7. Click **Build PDF**.
8. Open the result page and download the generated PDF.

Page numbers are 1-based.

### 2. Edit a PDF

Open the Edit page:

```text
http://SERVER_IP:8000/edit
```

Steps:

1. Click **Choose PDF to Edit**.
2. Select a PDF file.
3. Preview the PDF in the left panel.
4. Choose an operation in the right panel:

* **Blank Page**
* **Insert Image**
* **Rotate Pages**
* **Delete Pages**
* **Move Pages**
5. Configure the operation.
6. Click the operation add button to add it to the edit queue.
7. Click **Apply Edits**.
8. The preview updates to the edited PDF.
9. Click **Download PDF** to download the latest edited result.

The Edit page is designed for iterative editing. After applying edits, the edited PDF becomes the new current preview target.

## Smoke check

APDF includes a lightweight endpoint smoke checker for verifying that the current URL, JSON, and multipart contracts still work after refactoring.

Run APDF first:

```bash
docker compose up -d --build
```

Then run the checker with a small PDF file:

```bash
python tools/apdf_smoke_check.py --base-url http://127.0.0.1:8000 --pdf test.pdf
```

The checker covers the current public workflow endpoints:

```text
GET /
GET /assemble
GET /edit
GET /api/clients/{client_id}/sources
POST /api/clients/{client_id}/sources
DELETE /api/clients/{client_id}/sources/{source_id}
DELETE /api/clients/{client_id}/sources
POST /compose
POST /edit/apply
GET /job/{code}
POST /lookup
GET /download/{code}/{filename}
POST /delete-job/{code}
```

For `/edit/apply`, it checks blank-page insertion, image-page insertion, rotation, page deletion, page movement, and a combined edit queue.

If legacy standalone endpoints have been removed, this optional check verifies they return `404`:

```bash
python tools/apdf_smoke_check.py --base-url http://127.0.0.1:8000 --pdf test.pdf --expect-legacy-removed
```

## Result codes

Generated outputs are stored as short-lived jobs.

A result code can be used to reopen a generated result:

1. Enter the result code in the top-right input box.
2. Click **Open**.
3. Download or delete the result from the result page.

Result codes are not intended as permanent links.

## Storage model

APDF uses two short-lived storage areas:

```text
app/data/
├── clients/ # browser-session source cache
└── jobs/ # generated output jobs
```

### Browser-session source cache

The Assemble page uses a browser-session source cache:

1. The browser creates and stores `apdf_client_id` in `localStorage`.
2. Uploaded source PDFs are stored under:

```text
app/data/clients//sources/
```

3. If the user reloads the page or goes back to the page, APDF restores the source list while the server-side cache is still alive.
4. The browser cannot repopulate file inputs after reload, so APDF restores the uploaded source list from the server-side cache instead.
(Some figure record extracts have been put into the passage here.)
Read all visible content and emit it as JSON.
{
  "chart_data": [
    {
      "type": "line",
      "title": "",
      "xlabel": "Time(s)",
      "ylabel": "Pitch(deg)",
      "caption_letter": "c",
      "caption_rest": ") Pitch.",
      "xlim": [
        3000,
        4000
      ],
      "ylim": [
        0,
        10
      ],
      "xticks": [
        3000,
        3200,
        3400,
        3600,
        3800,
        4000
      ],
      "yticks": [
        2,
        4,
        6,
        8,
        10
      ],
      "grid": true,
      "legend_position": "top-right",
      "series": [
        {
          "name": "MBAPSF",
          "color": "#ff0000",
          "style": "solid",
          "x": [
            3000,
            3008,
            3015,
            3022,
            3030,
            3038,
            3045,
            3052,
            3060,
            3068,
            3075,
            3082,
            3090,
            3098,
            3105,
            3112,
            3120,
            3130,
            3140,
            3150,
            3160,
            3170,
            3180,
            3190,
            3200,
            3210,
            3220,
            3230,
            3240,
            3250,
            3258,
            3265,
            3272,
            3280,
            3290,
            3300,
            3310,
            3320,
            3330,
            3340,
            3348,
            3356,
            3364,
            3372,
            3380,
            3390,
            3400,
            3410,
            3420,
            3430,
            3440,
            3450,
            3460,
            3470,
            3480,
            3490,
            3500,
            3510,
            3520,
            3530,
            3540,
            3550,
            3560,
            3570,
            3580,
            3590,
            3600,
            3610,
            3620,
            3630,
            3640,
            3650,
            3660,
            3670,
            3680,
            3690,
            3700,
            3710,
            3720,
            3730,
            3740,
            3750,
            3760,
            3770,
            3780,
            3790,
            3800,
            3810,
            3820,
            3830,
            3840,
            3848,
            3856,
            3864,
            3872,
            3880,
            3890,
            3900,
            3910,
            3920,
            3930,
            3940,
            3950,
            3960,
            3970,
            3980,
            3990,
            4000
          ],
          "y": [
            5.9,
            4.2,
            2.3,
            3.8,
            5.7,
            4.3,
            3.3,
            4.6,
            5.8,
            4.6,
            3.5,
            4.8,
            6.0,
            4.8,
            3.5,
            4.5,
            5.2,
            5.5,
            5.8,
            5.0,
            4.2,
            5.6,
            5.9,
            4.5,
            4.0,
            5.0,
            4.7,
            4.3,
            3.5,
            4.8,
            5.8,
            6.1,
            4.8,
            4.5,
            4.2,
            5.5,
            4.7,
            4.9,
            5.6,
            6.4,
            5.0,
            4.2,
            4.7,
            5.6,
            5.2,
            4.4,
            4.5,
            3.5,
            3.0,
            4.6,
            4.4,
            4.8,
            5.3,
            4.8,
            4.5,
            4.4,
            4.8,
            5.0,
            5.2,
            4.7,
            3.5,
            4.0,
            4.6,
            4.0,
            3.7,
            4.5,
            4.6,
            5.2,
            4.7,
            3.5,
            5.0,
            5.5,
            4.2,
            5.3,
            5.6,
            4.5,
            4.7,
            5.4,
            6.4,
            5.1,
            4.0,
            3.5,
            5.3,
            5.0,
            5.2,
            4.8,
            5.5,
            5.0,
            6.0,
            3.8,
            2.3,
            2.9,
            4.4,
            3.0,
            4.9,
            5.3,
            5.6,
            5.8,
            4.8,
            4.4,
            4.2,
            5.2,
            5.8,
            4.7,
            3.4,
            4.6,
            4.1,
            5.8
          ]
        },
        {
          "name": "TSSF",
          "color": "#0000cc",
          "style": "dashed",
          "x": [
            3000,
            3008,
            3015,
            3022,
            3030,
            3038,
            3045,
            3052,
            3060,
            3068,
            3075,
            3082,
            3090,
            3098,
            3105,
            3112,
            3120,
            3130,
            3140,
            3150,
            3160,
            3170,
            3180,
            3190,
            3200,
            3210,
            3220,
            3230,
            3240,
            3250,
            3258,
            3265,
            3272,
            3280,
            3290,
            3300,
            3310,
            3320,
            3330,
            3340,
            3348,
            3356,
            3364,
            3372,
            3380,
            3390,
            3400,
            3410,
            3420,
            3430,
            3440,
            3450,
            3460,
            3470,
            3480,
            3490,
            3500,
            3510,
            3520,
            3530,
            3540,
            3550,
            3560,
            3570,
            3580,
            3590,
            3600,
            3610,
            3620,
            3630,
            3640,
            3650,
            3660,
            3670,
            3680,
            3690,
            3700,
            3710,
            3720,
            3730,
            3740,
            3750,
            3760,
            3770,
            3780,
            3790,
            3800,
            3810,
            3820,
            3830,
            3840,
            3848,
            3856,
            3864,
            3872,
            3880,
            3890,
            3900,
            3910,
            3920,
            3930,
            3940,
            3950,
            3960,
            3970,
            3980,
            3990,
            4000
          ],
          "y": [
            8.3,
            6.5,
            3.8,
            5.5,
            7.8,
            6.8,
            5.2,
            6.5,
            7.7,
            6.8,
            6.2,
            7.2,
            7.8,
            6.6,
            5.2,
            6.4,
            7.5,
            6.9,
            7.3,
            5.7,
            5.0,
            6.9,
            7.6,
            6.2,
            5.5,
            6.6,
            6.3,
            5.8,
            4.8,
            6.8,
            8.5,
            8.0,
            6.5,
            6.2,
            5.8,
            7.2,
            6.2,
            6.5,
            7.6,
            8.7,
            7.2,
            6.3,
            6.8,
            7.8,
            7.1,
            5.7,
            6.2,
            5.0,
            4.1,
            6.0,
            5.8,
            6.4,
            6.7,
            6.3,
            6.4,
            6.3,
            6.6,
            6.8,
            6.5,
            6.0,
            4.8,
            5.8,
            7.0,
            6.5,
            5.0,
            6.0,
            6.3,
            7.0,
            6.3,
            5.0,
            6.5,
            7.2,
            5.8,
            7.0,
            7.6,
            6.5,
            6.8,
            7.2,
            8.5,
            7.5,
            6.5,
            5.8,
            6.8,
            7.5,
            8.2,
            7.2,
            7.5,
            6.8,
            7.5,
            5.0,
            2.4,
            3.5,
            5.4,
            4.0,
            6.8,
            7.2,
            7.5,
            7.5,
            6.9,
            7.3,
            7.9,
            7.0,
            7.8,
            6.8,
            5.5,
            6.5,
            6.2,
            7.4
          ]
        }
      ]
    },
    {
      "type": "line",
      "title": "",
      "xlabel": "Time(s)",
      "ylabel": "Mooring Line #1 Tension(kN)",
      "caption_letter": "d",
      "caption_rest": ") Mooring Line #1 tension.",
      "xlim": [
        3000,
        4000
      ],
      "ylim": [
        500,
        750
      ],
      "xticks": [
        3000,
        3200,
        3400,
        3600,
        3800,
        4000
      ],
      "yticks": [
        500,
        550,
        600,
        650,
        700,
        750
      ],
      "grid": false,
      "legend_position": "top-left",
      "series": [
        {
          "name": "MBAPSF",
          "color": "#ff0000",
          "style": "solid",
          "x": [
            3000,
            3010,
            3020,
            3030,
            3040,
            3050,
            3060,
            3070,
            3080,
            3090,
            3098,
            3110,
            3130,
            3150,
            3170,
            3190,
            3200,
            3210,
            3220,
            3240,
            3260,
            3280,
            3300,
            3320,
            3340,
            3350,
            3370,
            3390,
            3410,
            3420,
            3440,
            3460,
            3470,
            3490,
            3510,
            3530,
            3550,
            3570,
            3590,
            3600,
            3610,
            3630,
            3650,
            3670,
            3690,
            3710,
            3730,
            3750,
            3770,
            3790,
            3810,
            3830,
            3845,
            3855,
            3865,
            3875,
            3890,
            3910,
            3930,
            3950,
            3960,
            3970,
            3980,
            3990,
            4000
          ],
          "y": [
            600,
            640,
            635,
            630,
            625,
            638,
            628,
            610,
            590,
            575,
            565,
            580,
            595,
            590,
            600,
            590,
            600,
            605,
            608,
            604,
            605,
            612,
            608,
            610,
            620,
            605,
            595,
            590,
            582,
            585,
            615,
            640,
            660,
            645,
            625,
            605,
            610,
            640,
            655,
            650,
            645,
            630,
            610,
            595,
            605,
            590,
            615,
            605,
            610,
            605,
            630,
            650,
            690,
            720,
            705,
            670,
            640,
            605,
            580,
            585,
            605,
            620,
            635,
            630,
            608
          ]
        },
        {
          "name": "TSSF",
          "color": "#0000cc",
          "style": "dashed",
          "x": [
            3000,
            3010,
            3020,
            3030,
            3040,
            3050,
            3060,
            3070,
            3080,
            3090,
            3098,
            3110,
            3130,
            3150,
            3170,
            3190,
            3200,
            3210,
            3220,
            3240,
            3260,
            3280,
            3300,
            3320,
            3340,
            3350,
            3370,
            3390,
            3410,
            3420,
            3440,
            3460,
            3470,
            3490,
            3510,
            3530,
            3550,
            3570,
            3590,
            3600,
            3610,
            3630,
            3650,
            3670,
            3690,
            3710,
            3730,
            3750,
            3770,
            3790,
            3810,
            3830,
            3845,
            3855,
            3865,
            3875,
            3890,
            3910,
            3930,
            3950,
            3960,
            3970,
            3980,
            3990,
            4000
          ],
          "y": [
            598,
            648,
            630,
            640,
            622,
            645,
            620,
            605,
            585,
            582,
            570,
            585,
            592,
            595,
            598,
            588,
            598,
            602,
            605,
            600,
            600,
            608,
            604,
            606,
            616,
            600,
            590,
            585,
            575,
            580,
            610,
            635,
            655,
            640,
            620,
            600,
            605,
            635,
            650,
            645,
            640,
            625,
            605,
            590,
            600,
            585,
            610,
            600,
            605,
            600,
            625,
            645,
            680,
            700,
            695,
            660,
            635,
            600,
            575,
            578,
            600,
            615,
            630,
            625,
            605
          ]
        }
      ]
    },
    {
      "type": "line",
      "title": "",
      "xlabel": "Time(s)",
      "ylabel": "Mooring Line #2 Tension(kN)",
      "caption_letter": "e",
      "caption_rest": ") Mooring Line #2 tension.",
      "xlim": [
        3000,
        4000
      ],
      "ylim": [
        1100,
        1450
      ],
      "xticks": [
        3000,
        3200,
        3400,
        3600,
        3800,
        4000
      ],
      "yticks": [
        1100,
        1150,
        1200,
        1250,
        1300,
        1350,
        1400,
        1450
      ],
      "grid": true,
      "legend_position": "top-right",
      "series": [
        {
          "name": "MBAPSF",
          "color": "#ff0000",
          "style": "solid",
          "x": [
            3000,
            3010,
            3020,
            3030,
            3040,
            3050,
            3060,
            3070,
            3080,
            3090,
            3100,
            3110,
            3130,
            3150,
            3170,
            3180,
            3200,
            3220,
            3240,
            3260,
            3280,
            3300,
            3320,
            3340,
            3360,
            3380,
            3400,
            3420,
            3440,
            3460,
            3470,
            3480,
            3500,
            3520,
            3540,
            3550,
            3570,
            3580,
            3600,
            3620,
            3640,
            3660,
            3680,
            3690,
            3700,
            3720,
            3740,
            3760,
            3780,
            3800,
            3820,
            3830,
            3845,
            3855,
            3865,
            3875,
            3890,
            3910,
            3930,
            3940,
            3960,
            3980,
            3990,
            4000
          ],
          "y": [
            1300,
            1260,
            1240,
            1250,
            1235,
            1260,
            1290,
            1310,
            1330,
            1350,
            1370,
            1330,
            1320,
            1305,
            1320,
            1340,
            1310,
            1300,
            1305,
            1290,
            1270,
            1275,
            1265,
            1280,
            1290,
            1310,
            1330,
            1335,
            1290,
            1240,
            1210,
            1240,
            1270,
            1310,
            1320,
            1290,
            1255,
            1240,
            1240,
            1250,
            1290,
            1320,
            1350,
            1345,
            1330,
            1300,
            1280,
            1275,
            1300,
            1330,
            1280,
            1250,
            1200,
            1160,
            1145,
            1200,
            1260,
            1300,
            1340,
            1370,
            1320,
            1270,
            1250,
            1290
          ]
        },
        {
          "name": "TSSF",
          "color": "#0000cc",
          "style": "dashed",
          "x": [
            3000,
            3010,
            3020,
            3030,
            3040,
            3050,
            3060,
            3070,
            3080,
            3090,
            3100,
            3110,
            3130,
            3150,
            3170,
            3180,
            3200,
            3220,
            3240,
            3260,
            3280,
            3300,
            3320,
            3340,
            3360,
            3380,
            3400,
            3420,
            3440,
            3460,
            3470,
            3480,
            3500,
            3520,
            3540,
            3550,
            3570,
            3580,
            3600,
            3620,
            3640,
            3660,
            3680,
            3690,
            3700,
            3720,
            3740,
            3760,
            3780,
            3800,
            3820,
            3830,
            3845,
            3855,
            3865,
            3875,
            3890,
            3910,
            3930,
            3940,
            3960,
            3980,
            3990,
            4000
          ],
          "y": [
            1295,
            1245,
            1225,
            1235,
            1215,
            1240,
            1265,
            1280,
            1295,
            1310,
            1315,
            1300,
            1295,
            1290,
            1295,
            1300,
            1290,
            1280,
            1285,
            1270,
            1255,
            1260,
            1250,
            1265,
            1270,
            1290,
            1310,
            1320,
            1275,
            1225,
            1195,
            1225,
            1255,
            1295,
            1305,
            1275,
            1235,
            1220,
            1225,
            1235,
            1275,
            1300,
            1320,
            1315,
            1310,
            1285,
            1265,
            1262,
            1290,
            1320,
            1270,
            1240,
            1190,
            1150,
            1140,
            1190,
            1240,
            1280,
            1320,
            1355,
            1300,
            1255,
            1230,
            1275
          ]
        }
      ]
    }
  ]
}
This cache is temporary and browser-bound.

### Job output storage

Generated outputs are stored as jobs under:

```text
app/data/jobs/
```

Jobs are accessed by result code and expire automatically.

## Default expiration

Default expiration values:

```text
Job outputs: 2 hours
Client source cache: 6 hours
```

These values can be changed with environment variables.

## Environment variables

```text
APDF_JOB_EXPIRE_SECONDS Job output lifetime in seconds
APDF_CLIENT_EXPIRE_SECONDS Browser-session source cache lifetime in seconds
APDF_MAX_INLINE_BYTES Inline processing size threshold
APDF_MAX_INLINE_PAGES Inline processing page threshold
APDF_CODE_LENGTH Result code length
APDF_CODE_ALPHABET Characters used for result codes
APDF_DATA_DIR Data directory path
APDF_FONTS_DIR Font directory path
APDF_ACCESS_LOG_DIR Access log directory path
APDF_LOG_TZ Log timezone
```

## PDF.js files

The Edit page uses PDF.js for browser-side PDF preview.

The expected static file paths are:

```text
app/static/pdfjs/pdf.mjs
app/static/pdfjs/pdf.worker.mjs
```

If the Dockerfile uses `pdfjs-dist`, these files can be copied automatically during image build.

## Notes

* APDF is intended for internal-network use.
* APDF is not a long-term document management system.
* Uploaded source files and generated outputs expire automatically.
* For sensitive documents, use APDF only on a trusted internal network.
* Result codes are convenient access codes, not strong authentication.
* Delete generated jobs manually when they are no longer needed.